Emotions are not dissimilar, in that they have epistemic value but are also highly subject to interpretation

Sometimes your sadness ‘refers’ to a real event, like trouble with a romantic partner. Perhaps your anxiety is causally entangled with the fact that you lost your job. In these cases, the emotions ‘take the shape’ of a thing that really happened.

Are emotions less accurate than sensations? Maybe. They can certainly be hard to interpret. It sometimes seems like someone’s comment made you mad ‘for no reason’, or that you spent a few days depressed with no real cause.

But let’s not throw the emotional sensory apparatus out with the bath water. I consider it better to regard emotional signals as subject to interpretation, rather than ‘pure noise’ to be discarded.

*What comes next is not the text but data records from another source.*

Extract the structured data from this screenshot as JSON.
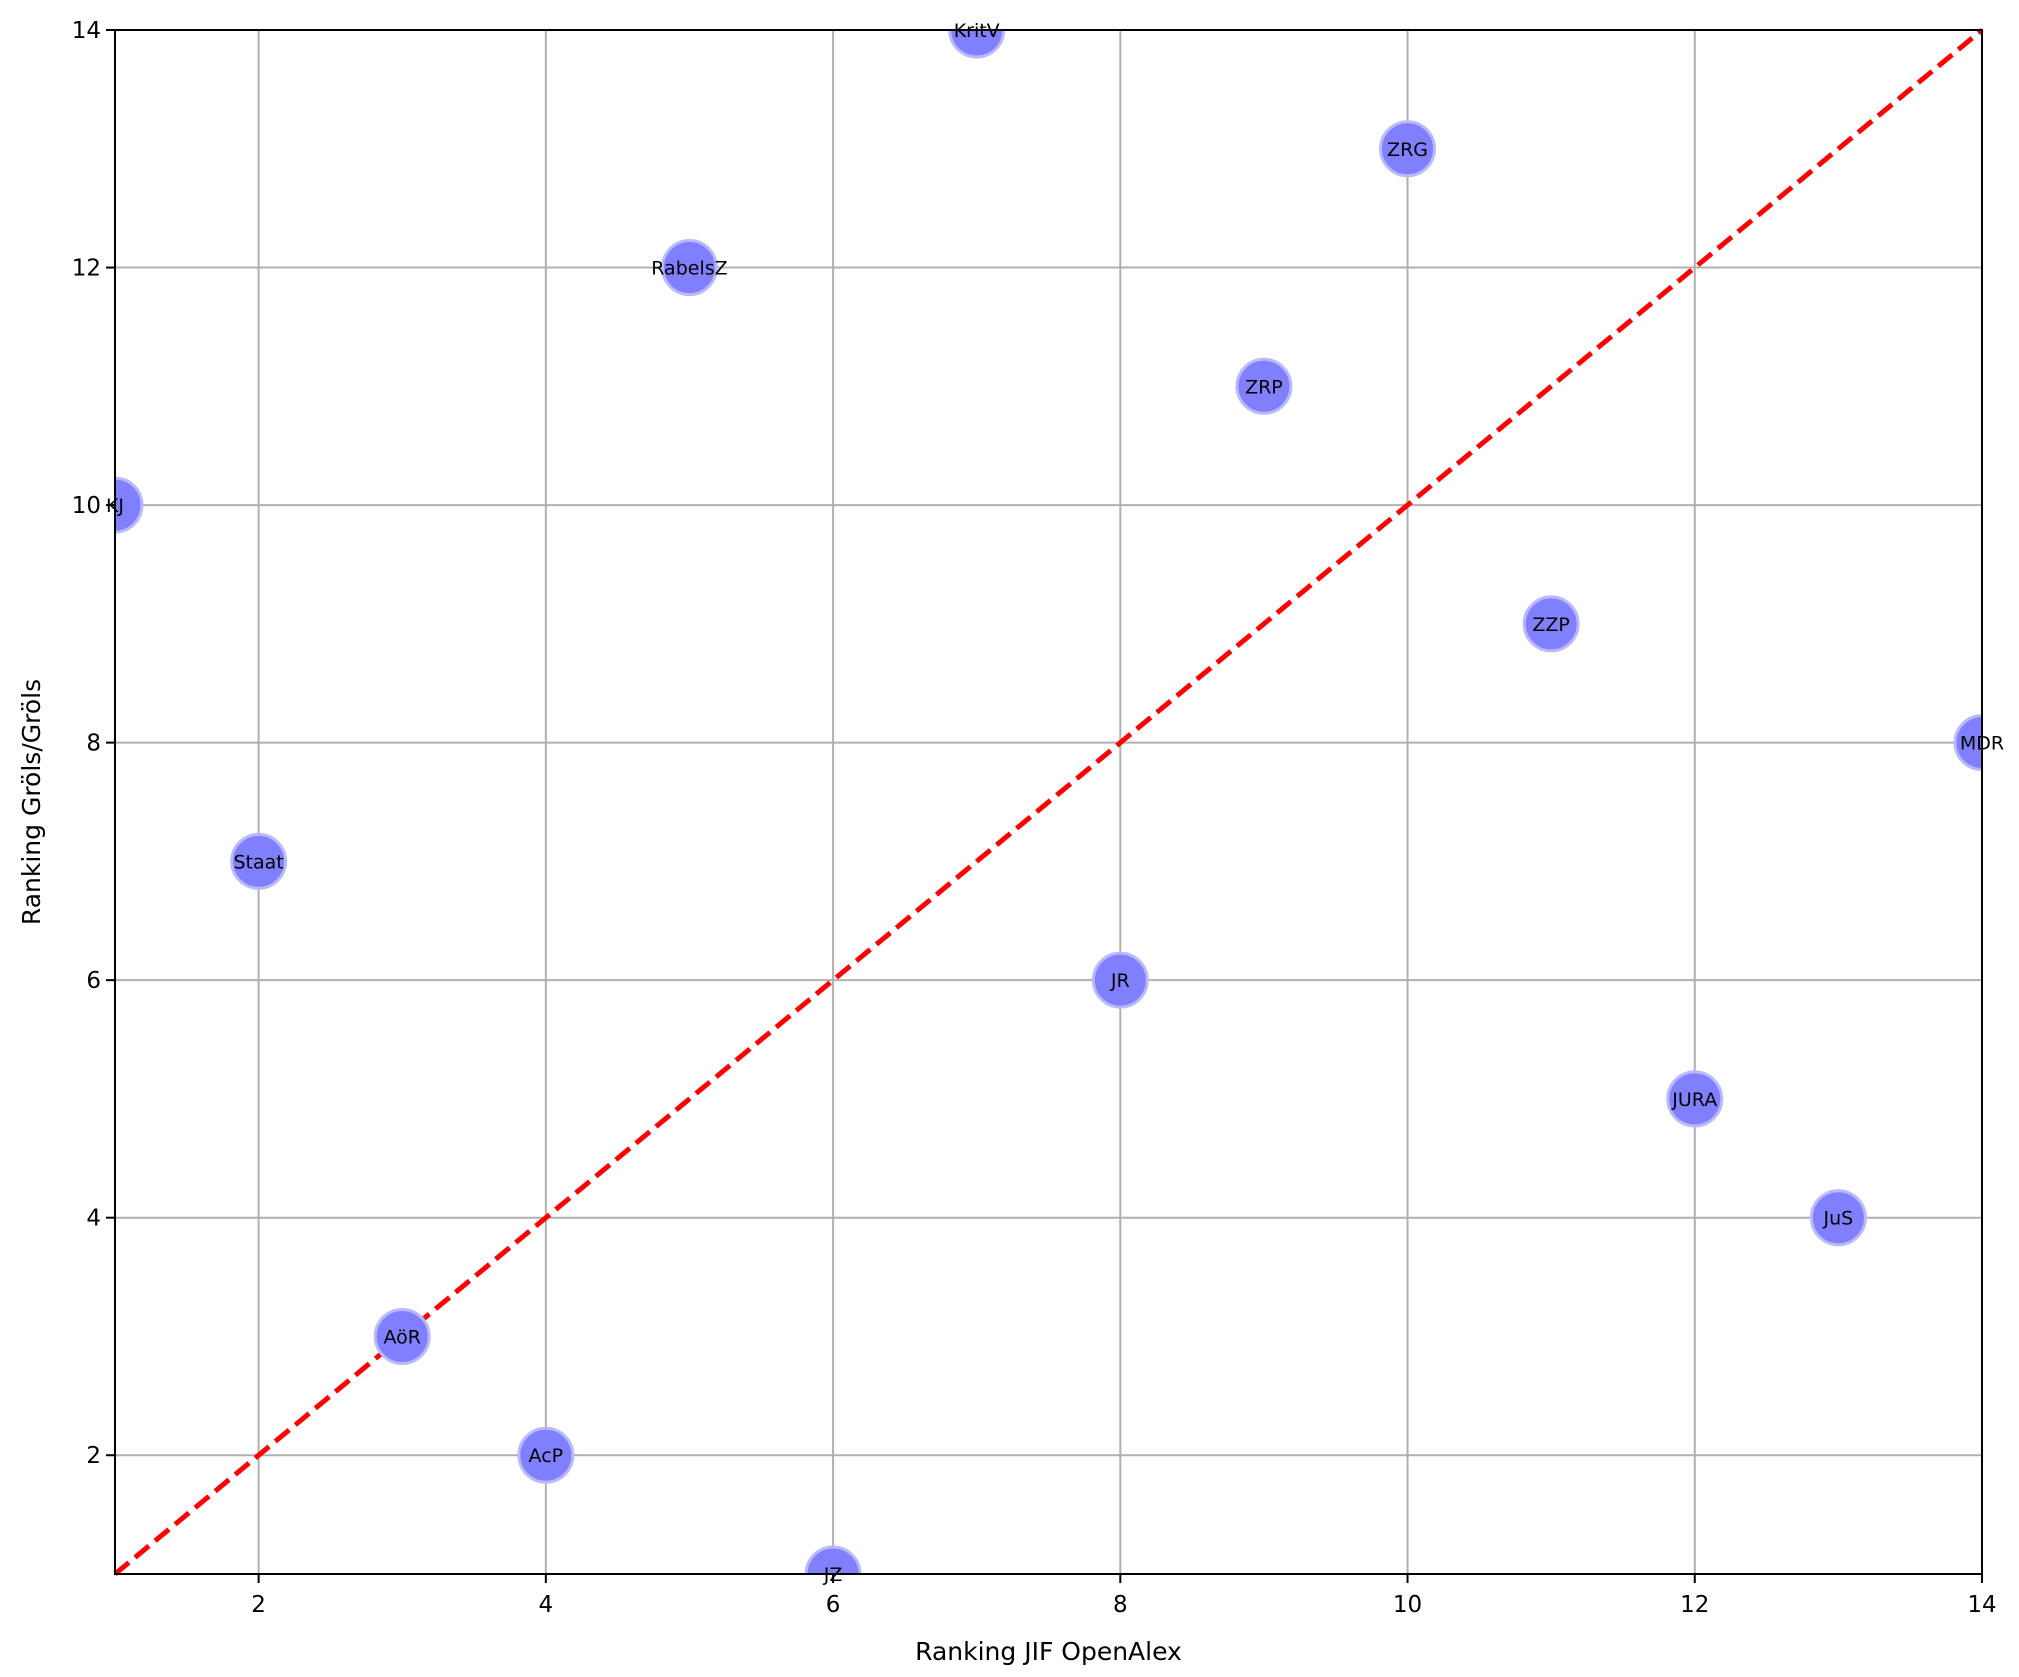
{
  "chart_data": {
    "type": "scatter",
    "title": "",
    "xlabel": "Ranking JIF OpenAlex",
    "ylabel": "Ranking Gröls/Gröls",
    "xlim": [
      1,
      14
    ],
    "ylim": [
      1,
      14
    ],
    "xticks": [
      2,
      4,
      6,
      8,
      10,
      12,
      14
    ],
    "yticks": [
      2,
      4,
      6,
      8,
      10,
      12,
      14
    ],
    "grid": true,
    "points": [
      {
        "label": "KJ",
        "x": 1,
        "y": 10
      },
      {
        "label": "Staat",
        "x": 2,
        "y": 7
      },
      {
        "label": "AöR",
        "x": 3,
        "y": 3
      },
      {
        "label": "AcP",
        "x": 4,
        "y": 2
      },
      {
        "label": "RabelsZ",
        "x": 5,
        "y": 12
      },
      {
        "label": "JZ",
        "x": 6,
        "y": 1
      },
      {
        "label": "KritV",
        "x": 7,
        "y": 14
      },
      {
        "label": "JR",
        "x": 8,
        "y": 6
      },
      {
        "label": "ZRP",
        "x": 9,
        "y": 11
      },
      {
        "label": "ZRG",
        "x": 10,
        "y": 13
      },
      {
        "label": "ZZP",
        "x": 11,
        "y": 9
      },
      {
        "label": "JURA",
        "x": 12,
        "y": 5
      },
      {
        "label": "JuS",
        "x": 13,
        "y": 4
      },
      {
        "label": "MDR",
        "x": 14,
        "y": 8
      }
    ],
    "reference_line": {
      "from": [
        1,
        1
      ],
      "to": [
        14,
        14
      ],
      "style": "dashed",
      "color": "#ff0000"
    },
    "marker_color": "#8080ff",
    "marker_edge_color": "#b9b9ff",
    "grid_color": "#b0b0b0"
  }
}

With training and practice, you can get a lot of signal from the noise. The more you ignore the data, the noisier and less understandable it gets; the greater the accumulation of ‘interpretive debt’.

This framework can be applied to all kinds of intellectual investigation. Emotional understanding can’t replace knowledge and intellectual understanding, but is a powerful complement, especially when we find that disorientation and meaninglessness are the default.